Macy tilted her head in thought. "So if Stella is Shannon, I guess that makes Joe Boone."

"Ian Sommerhalder's so dreamy," Stella sighed. "And he's welcome to bite my neck anytime!"

This remark was lost on Kevin. "Boone didn't bite anyone."

"Vampire Diaries, dummy," Macy teased.

"Yeah, dummy," Nick replied drily, eliciting an elbow in his side from his brother.

Meanwhile, on his other side, Joe was not accepting this latest bit of casting. "I don't WANT to be Boone - he didn't even last through the first season!"

"That's true," Stella said deflatedly. "And Shannon only lasted a few episodes into 2nd season."

"Also, Shannon and Boone are step-siblings with a strange incestuous relationship," Nick pointed out.

"Ew!" "No!" "Gross!"

"Hey, *I* know," Macy said excitedly, "Joe could totally be Sawyer - they both do that same super cool hair flip."

As if to demonstrate, Joe unconsciously flipped his hair out of his eyes. "Sawyer would be great - he even made it off the island at the end."

"He's also a con man and a cold-blooded killer."

"Nick has a point," Kevin said. "Joe's too difficult to cast. Let's start with me - who would *I* be?"

"Hurley." "Hurley." "Hurley."

All eyes turned to Nick's closed ones, waiting to see if he had an objection to this character assignment, but he merely yawned and readjusted his neck pillow.

"Cool!" Kevin said.

"And I think Nick should be Jack," Stella said. "Jack's the leader."

"And very logical," Joe pointed out.

"And a total Fox," Macy added dreamily.

Once again, all eyes turned to Nick, but his breathing had grown slow and steady.

"I think he's asleep," Kevin whispered loudly.

"Do me next!" Macy eagerly requested.

"You'd make a good Kate," Joe said.

"Yeah, I can totally see that," Stella agreed. "She's super cute."

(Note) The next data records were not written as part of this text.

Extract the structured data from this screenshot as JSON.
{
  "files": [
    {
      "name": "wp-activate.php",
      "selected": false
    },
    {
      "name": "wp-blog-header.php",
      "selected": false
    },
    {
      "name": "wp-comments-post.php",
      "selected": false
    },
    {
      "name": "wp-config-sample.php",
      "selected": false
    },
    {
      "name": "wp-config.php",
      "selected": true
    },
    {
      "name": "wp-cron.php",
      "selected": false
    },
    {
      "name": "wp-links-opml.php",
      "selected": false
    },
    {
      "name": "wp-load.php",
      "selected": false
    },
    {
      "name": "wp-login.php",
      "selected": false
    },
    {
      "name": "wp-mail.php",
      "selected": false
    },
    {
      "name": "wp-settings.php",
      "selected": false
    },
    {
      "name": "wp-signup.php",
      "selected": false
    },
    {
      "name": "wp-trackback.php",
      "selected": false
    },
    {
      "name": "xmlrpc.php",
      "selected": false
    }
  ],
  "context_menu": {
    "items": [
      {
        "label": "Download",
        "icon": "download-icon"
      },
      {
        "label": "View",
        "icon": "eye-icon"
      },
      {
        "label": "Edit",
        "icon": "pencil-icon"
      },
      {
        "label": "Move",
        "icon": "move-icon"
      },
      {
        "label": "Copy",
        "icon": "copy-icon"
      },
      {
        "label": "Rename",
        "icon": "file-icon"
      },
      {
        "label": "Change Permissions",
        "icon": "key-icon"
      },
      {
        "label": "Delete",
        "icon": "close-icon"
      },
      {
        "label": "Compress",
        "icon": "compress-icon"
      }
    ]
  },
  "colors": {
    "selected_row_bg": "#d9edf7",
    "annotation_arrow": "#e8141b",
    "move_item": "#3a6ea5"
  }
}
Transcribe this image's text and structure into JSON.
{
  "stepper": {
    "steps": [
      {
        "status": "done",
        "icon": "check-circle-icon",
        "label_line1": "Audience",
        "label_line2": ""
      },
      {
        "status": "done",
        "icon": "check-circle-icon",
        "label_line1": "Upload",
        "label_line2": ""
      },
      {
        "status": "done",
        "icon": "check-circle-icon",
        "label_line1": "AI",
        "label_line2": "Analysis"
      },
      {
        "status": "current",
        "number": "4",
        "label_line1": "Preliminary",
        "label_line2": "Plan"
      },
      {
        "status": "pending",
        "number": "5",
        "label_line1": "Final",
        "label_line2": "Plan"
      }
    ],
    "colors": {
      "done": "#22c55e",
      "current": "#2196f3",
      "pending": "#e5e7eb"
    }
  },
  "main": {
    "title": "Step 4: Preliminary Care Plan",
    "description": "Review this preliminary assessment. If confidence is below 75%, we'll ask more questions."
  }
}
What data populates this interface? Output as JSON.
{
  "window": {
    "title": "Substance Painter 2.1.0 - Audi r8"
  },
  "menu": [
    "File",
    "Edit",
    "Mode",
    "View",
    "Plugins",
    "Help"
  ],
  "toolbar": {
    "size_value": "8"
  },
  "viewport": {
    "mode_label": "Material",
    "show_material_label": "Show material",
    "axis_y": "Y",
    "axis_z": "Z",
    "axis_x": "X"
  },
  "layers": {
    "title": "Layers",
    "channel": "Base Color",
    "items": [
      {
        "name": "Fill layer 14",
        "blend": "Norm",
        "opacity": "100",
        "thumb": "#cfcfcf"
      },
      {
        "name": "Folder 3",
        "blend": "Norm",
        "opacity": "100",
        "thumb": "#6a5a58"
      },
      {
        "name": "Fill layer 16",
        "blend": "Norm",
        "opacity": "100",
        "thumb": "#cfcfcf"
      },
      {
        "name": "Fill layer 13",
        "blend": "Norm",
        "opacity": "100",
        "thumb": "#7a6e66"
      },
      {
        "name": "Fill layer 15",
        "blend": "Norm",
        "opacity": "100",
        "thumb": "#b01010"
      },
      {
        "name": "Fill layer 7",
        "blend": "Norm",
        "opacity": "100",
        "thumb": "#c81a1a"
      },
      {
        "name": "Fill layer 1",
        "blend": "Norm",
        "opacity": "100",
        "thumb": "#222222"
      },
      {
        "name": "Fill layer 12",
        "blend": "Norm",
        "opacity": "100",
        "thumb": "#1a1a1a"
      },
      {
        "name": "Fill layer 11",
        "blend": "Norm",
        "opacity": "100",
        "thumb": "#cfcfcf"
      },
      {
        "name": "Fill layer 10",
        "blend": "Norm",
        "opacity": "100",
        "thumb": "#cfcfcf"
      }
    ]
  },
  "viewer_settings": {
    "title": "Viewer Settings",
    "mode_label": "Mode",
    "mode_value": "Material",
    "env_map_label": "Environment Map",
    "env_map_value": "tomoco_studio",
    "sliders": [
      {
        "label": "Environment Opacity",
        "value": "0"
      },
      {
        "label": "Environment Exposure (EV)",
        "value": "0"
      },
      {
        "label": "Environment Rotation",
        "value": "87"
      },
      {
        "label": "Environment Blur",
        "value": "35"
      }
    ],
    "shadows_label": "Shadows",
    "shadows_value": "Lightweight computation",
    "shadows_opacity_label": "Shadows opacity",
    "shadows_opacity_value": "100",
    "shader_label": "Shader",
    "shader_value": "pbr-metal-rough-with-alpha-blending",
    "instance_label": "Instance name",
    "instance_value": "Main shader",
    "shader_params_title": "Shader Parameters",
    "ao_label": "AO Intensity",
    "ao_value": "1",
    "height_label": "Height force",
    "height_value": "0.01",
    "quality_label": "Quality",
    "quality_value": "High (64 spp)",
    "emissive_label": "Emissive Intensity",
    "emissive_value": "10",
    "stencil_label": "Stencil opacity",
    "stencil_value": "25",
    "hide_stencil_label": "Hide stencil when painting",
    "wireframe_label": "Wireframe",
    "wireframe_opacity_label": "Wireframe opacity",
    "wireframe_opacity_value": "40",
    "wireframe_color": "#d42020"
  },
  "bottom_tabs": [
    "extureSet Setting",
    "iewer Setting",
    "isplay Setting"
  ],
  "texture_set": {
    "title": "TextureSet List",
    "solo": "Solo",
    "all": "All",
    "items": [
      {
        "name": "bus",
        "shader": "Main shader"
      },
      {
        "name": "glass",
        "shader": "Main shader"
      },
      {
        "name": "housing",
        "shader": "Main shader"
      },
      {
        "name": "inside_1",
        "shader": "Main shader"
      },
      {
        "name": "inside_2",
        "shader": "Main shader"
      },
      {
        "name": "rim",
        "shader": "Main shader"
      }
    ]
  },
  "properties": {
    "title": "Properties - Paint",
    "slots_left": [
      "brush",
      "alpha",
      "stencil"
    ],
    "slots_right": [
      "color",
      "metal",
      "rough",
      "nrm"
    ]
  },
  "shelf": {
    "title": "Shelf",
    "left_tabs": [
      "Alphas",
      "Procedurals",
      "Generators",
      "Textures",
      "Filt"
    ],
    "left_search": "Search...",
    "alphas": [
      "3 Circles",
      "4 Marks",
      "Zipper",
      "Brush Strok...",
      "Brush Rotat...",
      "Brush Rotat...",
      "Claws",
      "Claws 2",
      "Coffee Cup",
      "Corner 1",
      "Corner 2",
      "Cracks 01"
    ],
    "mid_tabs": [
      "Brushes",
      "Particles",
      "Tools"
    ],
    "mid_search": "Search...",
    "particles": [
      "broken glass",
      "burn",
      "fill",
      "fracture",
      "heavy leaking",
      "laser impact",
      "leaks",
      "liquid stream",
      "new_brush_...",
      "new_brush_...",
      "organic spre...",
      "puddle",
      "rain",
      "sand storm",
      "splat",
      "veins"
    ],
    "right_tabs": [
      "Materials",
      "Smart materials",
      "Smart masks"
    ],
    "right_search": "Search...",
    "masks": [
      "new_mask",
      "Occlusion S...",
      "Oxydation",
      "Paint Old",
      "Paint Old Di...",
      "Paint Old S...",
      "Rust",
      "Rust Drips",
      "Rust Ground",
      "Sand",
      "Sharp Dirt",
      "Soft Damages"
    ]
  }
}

"And she's totally athletic, with all her tree-climbing and stuff," Macy agreed.

"And she's totally a fugitive, with all her law-breaking and stuff."

"I guess he's NOT asleep," Kevin loudly whispered.

"Let's try me again," Stella suggested.

"Claire?"

"Pregnant, then crazy…and a killer."

"Sun?"

"An adulterer…and a killer…and dead."

"Ana Lucia?"

"A crooked cop…and a killer…and dead."

"Libby?"

"Also dead…or just plain crazy."

"Juliet?"

"Not on the plane."

Kevin sighed frustrated. "This is impossible!"

"Let's try Joe again," Stella suggested.

"How about Sayid?" Joe offered. "He's super cool."

"He's a torturer…and a killer…and dead."

"Michael?"

"Obsessed with his kid…and a killer…and dead."

"Mr. Eko?"

"A Nigerian drug smuggler…and a killer…and dead."

"Jin?"

"A Korean mobster…and dead."

"Locke?"

"Too old!" Joe himself protested before Nick could respond.

Stella sighed. "Everyone on this stupid show is flawed," she complained.

"That's kinda the point," Nick explained.

"Lost is too hard, so let's choose a different show," Joe suggested.

"Another show of characters to turn into when we crash?" Nick asked drily.

"Hey, I know," Kevin cried out. "Gilligan's Island!"

"Perfect," Macy said, clapping her hands together.

"Yes, 'perfect'," Nick grumbled sarcastically, his eyes rolling under his closed lids.

"So who are WE?" Stella pointedly asked Joe, gesturing to herself and Macy.

"That's easy," Joe said. "You're Ginger, and Macy's Mary Ann, of course!"

Stella and Macy shared happy smiles and a high five. "Awesome!" "Perfect!"

"And Nick HAS to be the professor," Kevin said.

"Of course," Stella agreed.

"Yeah," Joe chimed in, "but who does that make US, Kev?"

"You're KIDDING, right?"

For the first time since the flight took off from Australia, Nick opened his eyes and looked meaningfully back and forth between his brothers, who returned his looks with blank stares. He then shook his head, reclined his seat back, and closed his eyes once again. "And I'm serious - if I have a nightmare about being stuck on a deserted island with TWO Gilligans, heads are gonna roll."